1. ## Partial Fractions . . . HELP!!!

Find the partial fractions for the following:

3x² - 2x + 8
------------------------
x³ + 2x² + 4x + 8

9x² + 21x - 24
--------------------------
x³ + 4x² - 11x - 30

My biggest problem with these is that I have trouble factoring the bottom cubic in the second problem, but I'm having trouble with everything else also. Every time I try to solve the problems I end up with a different answer than the time before. I don't know what I am doing wrong!

I shall be eternally grateful to whoever helps me solve these problems. So grateful, in fact, that I shall bestow upon them this bear hug.

. . . Wow. It's obviously sleepy time for me. My true weirdness is oozing into your website. Terribly sorry about that.

2. Originally Posted by potato92
Find the partial fractions for the following:

3x² - 2x + 8
------------------------
x³ + 2x² + 4x + 8

9x² + 21x - 24
--------------------------
x³ + 4x² - 11x - 30

My biggest problem with these is that I have trouble factoring the bottom cubic in the second problem, but I'm having trouble with everything else also. Every time I try to solve the problems I end up with a different answer than the time before. I don't know what I am doing wrong!

I shall be eternally grateful to whoever helps me solve these problems. So grateful, in fact, that I shall bestow upon them this bear hug.

. . . Wow. It's obviously sleepy time for me. My true weirdness is oozing into your website.

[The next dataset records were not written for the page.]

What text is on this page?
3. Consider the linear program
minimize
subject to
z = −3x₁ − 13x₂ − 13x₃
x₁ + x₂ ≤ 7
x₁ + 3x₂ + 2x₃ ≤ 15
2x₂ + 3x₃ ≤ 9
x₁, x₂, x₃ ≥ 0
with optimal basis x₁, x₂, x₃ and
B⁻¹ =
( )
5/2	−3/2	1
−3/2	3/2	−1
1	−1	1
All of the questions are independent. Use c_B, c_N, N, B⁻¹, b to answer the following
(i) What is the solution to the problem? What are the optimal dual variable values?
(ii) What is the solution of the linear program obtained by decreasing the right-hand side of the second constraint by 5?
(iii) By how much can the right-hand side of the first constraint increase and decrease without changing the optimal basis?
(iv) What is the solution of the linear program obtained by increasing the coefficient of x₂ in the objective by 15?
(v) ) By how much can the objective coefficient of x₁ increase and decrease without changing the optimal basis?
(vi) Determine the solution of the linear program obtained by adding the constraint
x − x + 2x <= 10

Terribly sorry about that.
Question 2:

Hint:

$\frac{9x^2+21x-24}{x^3+4x^2-11x-30} = \frac{{9x^2+21x-24}}{(x+2)(x+5)(x-3)}$

You need to find the partial fraction for the above term:

Try:

$\frac{{9x^2+21x-24}}{(x+2)(x+5)(x-3)} = \frac{A}{x+2} + \frac{B}{x+5}+\frac{C}{x-3}$

solve this now. You should deninitely have partial fractions in your book/notes. question 1 would also be similar to this. if you cannot solve, show your work on where you get stuck!

3. ## w00t!

Thanks harish! I think those factors were what I needed.

4. ## Comment

If your problem had a 1 in the numerator, there's a nice formula to bypass messy algebra which I'll demonstrate in this specific case:

$[1/(x + 2)(x + 5)(x - 3)]$ = $A/(x + 2) + B/(x + 5) + C/(x - 3)$

$A = 1/(5 - 2)\cdot(-3 - 2)$
$B = 1/(2 - 5)\cdot(-3 - 5)$
$C = 1/(2 - -3)\cdot(5 - -3)$

This formula works whenever you have a 1 in the numerator and linear factors in the denominator.